Researchers have been looking for proof that this model applies to a type of high-temperature superconductivity since the 1980s, and now they have it. Simulations run by a team from Stanford University and the SLAC National Accelerator Laboratory show that superconductivity could be toggled on and off in copper-based materials called cuprates.

Further down the line, we might be able to control and produce superconductivity in cuprates on demand by "tweaking their chemistry", according to the team's findings.

"This has been a major unsolved problem in the field – does the Hubbard model describe high-temperature superconductivity in the cuprates, or is it missing some key ingredient?" says materials scientist Hong-Chen Jiang, from the SLAC National Accelerator Laboratory.

"Because there are a number of competing states in these materials, we have to rely on unbiased simulations to answer these questions, but the computational problems are very difficult, and so progress has been slow."

Getting materials to act as superconductors at temperatures above ultra-cold is a hugely tough challenge, not least because we're talking about materials in a quantum state here, where the behaviour of electrons is very difficult to predict.

The Hubbard model might give us that predictive framework we need, for understanding how high-temperature superconductors act as both conductors and insulators under very similar conditions – it's a map to navigate this quantum state maze.

By streamlining an algorithmic approach known as a density matrix renormalisation group (DMRG), the researchers finally overcome some of the existing computational problems to effectively simulate the Hubbard model in a virtual cuprate system.

This was all happening in a simulation, but the researchers saw a link between charge stripes (higher and lower electron density patterns) and superconductivity. The path that electrons took, either horizontally or diagonally across a lattice, had a bearing on whether the material became a superconductor or not.

That's a lot of high-end physics, but it essentially suggests that the Hubbard model does indeed give us a way to better understand superconductivity and to toggle it on and off by tweaking the chemistry of the materials involved.
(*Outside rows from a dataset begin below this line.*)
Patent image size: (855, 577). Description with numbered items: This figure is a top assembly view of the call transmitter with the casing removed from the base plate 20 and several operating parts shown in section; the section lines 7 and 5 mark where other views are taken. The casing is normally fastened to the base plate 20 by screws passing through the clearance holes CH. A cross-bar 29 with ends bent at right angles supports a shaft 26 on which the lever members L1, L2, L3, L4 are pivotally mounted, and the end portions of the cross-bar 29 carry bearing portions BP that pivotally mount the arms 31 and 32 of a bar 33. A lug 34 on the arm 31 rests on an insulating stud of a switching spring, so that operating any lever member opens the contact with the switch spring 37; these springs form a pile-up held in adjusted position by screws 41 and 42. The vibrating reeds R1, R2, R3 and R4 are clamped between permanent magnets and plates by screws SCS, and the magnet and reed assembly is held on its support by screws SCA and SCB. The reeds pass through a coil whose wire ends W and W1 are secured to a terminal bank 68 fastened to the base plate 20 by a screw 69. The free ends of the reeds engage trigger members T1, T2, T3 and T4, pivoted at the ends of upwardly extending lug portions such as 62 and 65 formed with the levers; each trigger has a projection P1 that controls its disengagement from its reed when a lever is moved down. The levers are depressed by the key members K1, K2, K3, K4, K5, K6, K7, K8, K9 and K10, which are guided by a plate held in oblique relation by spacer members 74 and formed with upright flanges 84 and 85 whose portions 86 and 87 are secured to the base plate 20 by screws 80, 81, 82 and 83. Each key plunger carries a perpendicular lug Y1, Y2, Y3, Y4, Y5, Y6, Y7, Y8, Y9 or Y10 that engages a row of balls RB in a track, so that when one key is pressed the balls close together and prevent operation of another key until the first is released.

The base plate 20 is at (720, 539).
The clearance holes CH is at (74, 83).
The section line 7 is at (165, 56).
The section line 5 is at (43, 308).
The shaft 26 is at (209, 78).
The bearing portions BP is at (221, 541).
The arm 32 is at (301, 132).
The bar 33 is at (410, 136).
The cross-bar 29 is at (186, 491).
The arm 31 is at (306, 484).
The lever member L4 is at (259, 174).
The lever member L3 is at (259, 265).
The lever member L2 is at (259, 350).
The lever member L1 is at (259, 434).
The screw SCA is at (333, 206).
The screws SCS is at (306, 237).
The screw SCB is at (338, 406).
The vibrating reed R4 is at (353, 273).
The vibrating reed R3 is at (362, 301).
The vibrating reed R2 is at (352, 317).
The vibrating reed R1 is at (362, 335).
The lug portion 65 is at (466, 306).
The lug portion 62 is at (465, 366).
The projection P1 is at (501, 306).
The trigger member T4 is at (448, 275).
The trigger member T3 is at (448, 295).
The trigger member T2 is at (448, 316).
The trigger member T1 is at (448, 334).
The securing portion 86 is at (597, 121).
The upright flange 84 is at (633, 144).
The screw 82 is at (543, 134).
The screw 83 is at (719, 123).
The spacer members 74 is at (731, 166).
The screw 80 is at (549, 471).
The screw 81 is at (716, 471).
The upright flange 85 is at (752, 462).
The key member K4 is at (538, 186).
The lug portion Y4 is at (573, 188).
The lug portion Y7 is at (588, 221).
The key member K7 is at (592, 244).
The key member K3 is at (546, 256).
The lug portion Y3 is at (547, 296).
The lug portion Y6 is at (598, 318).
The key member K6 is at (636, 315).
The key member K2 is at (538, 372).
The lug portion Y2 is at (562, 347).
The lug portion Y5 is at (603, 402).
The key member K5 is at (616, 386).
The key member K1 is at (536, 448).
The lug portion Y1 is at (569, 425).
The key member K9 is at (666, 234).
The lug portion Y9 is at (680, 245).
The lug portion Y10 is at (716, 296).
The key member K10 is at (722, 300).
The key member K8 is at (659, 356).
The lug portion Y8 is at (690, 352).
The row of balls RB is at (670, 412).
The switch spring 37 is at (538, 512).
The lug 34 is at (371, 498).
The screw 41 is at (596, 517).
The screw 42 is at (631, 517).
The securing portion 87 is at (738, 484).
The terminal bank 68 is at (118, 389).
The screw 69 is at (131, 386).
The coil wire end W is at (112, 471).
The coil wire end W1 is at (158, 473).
Or at least, in simulated cuprate-based systems of this limited size – more research will be needed to confirm this happens in the real world, and on larger scales, but scientists are now well on the way.

What's more, their long-standing faith in the Hubbard model has been justified. The findings might not sound all that dramatic to those outside this field of research, but they could one day lead to perfectly efficient electric power lines and modes of transport that don't lose any energy to heat.

"The big thing you want to know is how to make superconductors operate at higher temperatures and how to make superconductivity more robust," says materials scientist Thomas Devereaux, from Stanford University in California. "It's about finding the knobs you can turn to tip the balance in your favour."

"We now have a fully interacting model that describes high-temperature superconductivity, at least for systems at the sizes we can study, and that's a big step forward."

The research has been published in Science.